Ugly Betty, c’est un peu comme si Le Diable s’habille en Prada avait décidé d’embaucher une héroïne complètement à l’opposé du glamour attendu, et de la plonger tête la première dans un monde où la mode est plus tranchante qu’un couteau à sushi. ABC nous propose ici une série où les talons aiguilles sont aussi dangereux que les coups bas, et où Betty Suarez, notre héroïne au look plus proche de la bibliothèque municipale que des podiums de Milan, essaie de survivre dans cet enfer fashion.
Betty Suarez, c’est la fille à qui vous diriez gentiment que "l’habit ne fait pas le moine". Armée de son poncho mexicain et de ses lunettes en écailles qui semblent avoir fait un voyage temporel depuis les années 80, elle décroche un job chez Mode, un magazine où le "chic" est la devise et où même les plantes de bureau ont l'air mieux coiffées qu’elle. Sa mission ? Travailler comme assistante pour Daniel Meade, l'héritier playboy un peu paumé et tout droit sorti du catalogue des fils de riche qui ne savent pas quoi faire de leur vie. Le contraste entre Betty et le reste de ce monde luxueux est si flagrant que ça en devient une sorte de comédie absurde.
Mais ce qui rend Ugly Betty vraiment intéressant, c’est que derrière tout ce clash de styles vestimentaires, il y a un message sur l’authenticité, l’ambition, et la résilience. Betty est peut-être le mouton noir dans un océan de visons blancs, mais elle a plus de détermination que tous les mannequins montés sur échasses qui gravitent autour d’elle. Elle est la "outsider" qui, malgré ses faux pas (littéraux et figurés), ne se laisse jamais abattre par les ricanements et les jugements de surface.
Le monde de Mode est un univers de requins déguisés en tailleurs couture, où chaque sourire cache une dague, et où l’on juge votre valeur en fonction de la marque de votre sac à main. Wilhelmina Slater, la véritable méchante de la série, est l’incarnation même de ce cynisme : une femme aussi glamour que diabolique, prête à tout pour prendre la place de Daniel à la tête du magazine. Elle est la reine des manigances, des coups bas, et des sourires faux comme un sac contrefait vendu à la sauvette.

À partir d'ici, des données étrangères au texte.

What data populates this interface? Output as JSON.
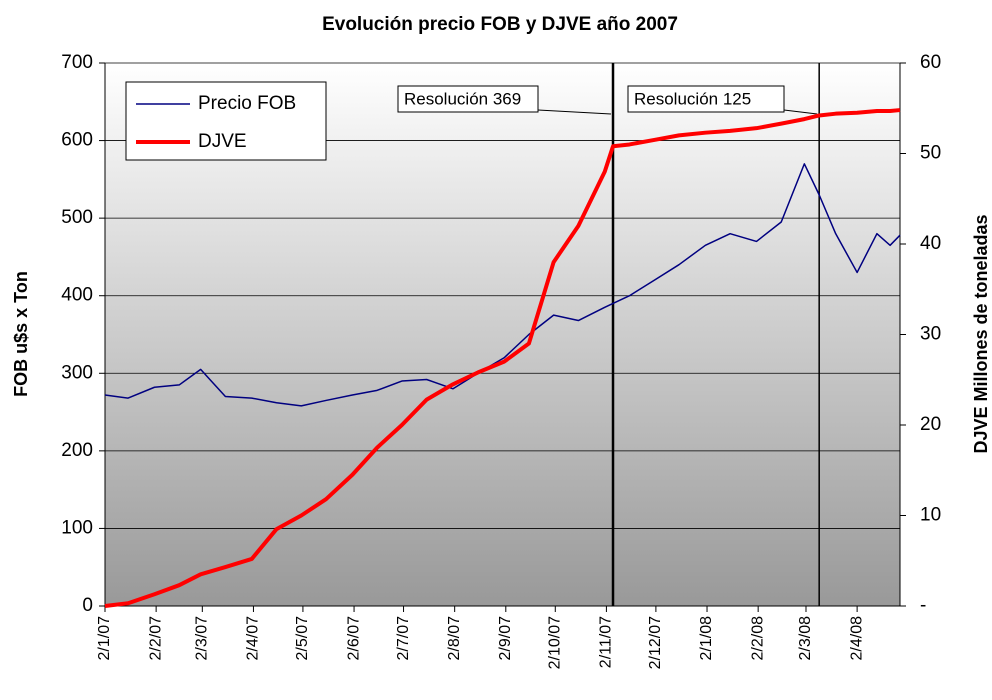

Mais si Ugly Betty parvient à nous captiver, c’est en grande partie grâce à son mélange de comédie exagérée et de moments plus sincères. La série jongle habilement entre les situations ridicules (Betty se perdant dans des escarpins trop grands pour elle, ou se faisant humilier par un concours de "qui est le plus chic") et les moments où Betty se bat pour prouver que le talent et l’intelligence valent bien plus que l’apparence. Ce contraste crée un équilibre qui rend la série étrangement attachante, malgré ses excès.
Le style visuel de Ugly Betty est un personnage à part entière. Les tenues outrancières, les décors flashy, et la direction artistique exagérément colorée sont un véritable carnaval visuel, où chaque épisode semble se dérouler dans une explosion de néons et de paillettes. Même si vous n’êtes pas fan de la mode, il est difficile de ne pas être impressionné par cette cacophonie stylistique où chaque scène est un tableau de magazine de mode, mais avec des proportions comiques.
Cependant, si la série fait rire avec ses situations loufoques et ses personnages caricaturaux, elle souffre parfois de la répétition. Le schéma "Betty contre le monde superficiel de la mode" peut devenir prévisible, et certains arcs narratifs s’étirent un peu trop, donnant l’impression que la série patine un peu sur ses talons hauts. Il y a un moment où l’on se demande si Betty va enfin réussir à s’imposer, ou si elle restera éternellement l’assistante maladroite dans l’ombre de son patron. Les personnages secondaires, bien qu’amusants, finissent eux aussi par se retrouver coincés dans des schémas comiques un peu usés (Marc et Amanda, duo d’acolytes méchants mais drôles, sont hilarants, mais leur dynamique change peu au fil des épisodes).
En résumé, Ugly Betty est une série qui brille par son humour décalé, ses personnages plus grands que nature, et ses messages sur l’authenticité dans un monde superficiel. Si vous aimez les comédies où les décalages culturels sont à l’honneur et où le glamour se prend des coups de pied dans le derrière, cette série saura vous divertir. Mais préparez-vous à ce que les ponchos et les talons hauts prennent beaucoup de place dans l’intrigue... tout comme les sourires carnassiers derrière chaque coin du bureau de Mode.